White pine is a versatile, all-purpose wood. It's affordable, readily available, light, easy to work with and finishes nicely. Door and window casings and trim moldings often feature white pine construction. The flexibility in the wood helps the molding and trim bend to fit walls that aren't perfectly straight.
White pine typically doesn't need to be drilled before nailing or driving screws, and it's not prone to cracking if fasteners are located more than 3/4 inch from the edges. White pine is widely used for beginner or student woodworking classes because it's affordable, easy to cut, glue and sand, and it accepts stain, clear finishes or paint equally well.
Yellow pine is much harder than white pine. It looks similar and features a straight-grain amber color.
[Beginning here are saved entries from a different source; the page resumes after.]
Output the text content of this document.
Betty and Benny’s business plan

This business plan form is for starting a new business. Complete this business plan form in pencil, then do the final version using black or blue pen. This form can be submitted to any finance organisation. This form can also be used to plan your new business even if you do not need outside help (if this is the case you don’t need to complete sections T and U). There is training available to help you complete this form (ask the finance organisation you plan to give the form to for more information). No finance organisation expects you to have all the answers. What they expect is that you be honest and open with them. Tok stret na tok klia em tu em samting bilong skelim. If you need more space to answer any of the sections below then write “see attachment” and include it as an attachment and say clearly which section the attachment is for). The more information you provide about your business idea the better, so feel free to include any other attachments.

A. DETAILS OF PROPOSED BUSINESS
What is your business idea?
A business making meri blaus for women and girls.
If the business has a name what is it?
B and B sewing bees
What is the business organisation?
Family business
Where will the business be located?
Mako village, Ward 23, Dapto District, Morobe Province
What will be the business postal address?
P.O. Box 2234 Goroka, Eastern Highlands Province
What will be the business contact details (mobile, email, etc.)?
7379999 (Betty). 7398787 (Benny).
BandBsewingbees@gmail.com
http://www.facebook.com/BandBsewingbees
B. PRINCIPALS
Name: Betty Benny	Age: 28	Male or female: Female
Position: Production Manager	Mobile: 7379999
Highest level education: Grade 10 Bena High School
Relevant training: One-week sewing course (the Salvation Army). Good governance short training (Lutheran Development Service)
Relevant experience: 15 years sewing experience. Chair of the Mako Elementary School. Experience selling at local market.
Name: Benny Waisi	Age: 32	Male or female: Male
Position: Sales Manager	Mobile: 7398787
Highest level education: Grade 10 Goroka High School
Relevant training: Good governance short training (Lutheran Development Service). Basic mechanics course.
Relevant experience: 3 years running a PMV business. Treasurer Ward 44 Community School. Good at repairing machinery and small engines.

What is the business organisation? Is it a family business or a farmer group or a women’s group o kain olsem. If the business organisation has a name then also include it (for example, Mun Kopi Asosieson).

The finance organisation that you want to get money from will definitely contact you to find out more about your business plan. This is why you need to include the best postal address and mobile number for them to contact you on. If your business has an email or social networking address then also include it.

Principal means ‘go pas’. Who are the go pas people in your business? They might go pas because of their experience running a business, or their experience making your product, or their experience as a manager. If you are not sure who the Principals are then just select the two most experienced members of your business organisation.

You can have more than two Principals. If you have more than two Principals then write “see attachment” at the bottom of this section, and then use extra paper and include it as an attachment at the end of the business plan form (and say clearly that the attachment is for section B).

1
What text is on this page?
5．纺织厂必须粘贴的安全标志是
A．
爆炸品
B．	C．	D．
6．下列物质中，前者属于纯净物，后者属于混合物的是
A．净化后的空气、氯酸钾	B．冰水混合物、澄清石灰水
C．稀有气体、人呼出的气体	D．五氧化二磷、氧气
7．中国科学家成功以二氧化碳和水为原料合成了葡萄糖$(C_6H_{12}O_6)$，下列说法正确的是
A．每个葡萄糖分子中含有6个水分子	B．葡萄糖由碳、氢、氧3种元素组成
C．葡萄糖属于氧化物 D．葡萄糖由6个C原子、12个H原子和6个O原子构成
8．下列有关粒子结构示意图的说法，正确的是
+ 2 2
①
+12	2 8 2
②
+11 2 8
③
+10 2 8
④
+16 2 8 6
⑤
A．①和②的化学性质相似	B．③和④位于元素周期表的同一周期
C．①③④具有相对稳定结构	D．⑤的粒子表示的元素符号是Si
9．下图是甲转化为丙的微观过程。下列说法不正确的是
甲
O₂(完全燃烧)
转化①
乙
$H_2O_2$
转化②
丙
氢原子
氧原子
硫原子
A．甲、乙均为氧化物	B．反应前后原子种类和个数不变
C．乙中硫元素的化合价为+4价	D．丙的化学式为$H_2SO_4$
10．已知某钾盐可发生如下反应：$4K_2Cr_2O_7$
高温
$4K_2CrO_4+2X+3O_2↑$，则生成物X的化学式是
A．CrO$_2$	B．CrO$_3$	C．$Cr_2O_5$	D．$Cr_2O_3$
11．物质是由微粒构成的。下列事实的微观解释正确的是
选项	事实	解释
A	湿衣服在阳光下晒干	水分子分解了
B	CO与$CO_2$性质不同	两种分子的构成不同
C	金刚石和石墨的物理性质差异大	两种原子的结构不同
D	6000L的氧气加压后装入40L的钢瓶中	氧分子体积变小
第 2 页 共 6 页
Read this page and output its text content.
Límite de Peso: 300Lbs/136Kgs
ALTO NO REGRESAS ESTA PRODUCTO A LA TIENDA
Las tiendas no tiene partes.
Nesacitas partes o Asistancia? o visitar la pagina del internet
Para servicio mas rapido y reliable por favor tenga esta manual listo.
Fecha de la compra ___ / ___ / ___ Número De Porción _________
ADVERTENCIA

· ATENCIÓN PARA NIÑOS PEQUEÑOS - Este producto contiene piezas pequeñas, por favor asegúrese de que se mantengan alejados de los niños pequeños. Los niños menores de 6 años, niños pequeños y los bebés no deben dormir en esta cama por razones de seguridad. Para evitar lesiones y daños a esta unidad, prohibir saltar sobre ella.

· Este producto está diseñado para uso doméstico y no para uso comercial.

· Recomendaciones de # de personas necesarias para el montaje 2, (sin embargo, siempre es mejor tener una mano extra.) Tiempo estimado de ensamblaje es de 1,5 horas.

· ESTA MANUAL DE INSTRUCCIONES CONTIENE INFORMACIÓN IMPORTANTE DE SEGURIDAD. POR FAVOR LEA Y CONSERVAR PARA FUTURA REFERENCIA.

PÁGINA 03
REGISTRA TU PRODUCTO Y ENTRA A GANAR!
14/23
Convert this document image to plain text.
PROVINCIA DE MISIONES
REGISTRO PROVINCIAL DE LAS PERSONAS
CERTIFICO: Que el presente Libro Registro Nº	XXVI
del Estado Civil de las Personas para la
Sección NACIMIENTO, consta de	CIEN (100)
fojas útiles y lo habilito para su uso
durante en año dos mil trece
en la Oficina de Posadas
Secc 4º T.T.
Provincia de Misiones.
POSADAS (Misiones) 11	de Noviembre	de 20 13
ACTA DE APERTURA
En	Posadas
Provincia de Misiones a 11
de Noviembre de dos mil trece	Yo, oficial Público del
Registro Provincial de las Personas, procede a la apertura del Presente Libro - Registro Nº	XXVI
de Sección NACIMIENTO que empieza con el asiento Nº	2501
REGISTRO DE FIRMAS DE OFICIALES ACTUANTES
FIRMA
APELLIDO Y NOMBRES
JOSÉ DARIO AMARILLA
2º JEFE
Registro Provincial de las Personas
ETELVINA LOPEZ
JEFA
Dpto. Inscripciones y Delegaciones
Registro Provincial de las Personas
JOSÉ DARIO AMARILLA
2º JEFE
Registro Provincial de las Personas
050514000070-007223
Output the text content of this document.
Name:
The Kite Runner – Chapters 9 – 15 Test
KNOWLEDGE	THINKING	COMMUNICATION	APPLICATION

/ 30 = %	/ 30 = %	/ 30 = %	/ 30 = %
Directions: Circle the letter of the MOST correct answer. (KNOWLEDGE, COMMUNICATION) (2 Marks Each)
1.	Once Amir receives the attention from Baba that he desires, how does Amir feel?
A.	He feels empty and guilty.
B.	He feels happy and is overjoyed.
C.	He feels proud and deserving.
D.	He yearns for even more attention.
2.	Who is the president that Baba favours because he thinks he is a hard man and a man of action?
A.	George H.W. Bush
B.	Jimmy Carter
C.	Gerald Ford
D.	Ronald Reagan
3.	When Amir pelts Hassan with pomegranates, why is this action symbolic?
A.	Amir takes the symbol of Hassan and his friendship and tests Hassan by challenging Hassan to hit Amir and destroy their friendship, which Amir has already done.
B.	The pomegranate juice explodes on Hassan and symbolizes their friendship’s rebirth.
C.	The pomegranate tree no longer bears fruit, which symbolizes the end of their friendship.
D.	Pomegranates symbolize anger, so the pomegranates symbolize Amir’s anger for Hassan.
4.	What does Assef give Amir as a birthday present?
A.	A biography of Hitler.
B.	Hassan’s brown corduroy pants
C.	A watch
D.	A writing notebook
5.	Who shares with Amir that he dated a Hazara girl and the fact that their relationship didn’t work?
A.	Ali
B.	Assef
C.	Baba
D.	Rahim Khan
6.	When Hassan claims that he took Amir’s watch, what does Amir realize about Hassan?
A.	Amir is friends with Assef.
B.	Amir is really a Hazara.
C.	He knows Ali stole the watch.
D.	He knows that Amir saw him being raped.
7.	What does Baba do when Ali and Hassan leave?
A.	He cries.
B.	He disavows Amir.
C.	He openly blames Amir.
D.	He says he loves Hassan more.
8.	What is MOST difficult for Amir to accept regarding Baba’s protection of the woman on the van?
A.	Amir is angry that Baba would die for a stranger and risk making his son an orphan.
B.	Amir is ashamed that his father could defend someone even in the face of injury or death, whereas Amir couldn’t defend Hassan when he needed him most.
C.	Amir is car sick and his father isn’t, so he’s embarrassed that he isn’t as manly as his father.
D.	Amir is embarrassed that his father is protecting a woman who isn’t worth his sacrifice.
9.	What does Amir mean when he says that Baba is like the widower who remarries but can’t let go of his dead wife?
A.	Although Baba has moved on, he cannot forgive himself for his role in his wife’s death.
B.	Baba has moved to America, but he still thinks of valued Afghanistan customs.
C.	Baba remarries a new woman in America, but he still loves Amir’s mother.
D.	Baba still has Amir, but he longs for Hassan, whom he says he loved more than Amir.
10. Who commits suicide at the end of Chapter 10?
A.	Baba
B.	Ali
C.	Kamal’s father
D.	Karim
It's often used as a construction or structural building material, and yellow pine studs and beams used in framing are comparable in strength and stiffness to Douglas fir. Sometimes referred to as Southern pine, the straight-grain strength and resiliency make it suitable for exterior window and door trim, fascia and other exterior trim. Although yellow pine lacks the weather-resistant qualities of cedar, it performs well when sealed and maintained on a regular basis. Pressure-treated yellow pine is used commercially for permanent wood foundations and marine applications, such as piers and bridges.
Cedar is dimensionally stable and resists shrinking and swelling. Cedar resists weathering, decay and insect infestation, so it's perfect for siding, fencing and exterior trim. Home builders choose cedar for areas where humidity and fluctuating temperatures are an issue. Rough-surfaced or rough-sawn cedar has a rough, fibrous appearance. The rugged beauty of rough-sawn cedar lends a rustic, lodge-like appearance to the exterior of any building when used as trim or siding. Other exterior uses include shingles, decking, fencing and outdoor fixtures, including furniture. Cedar can be left natural or stained or painted.
Aromatic and Clear Cedar
Clear cedar is rough-sawn cedar that's finished flat and clean. Reddish-brown swirls and knots make clear cedar an attractive trim material for interior decorating. Furniture makers use clear cedar for Adirondack chairs, tables and other outdoor furniture. Clear cedar sometimes appears on acoustical guitar soundboards. It has a pleasant aroma when cut.
Aromatic cedar produces the trademark scent prized by woodworkers for lining cedar chests, drawers and closets. The aromatic scent repels moths and produces that waft of clean, clear aroma every time you open the door. As a bonus, aromatic cedar holds up well in high-moisture environments such as saunas.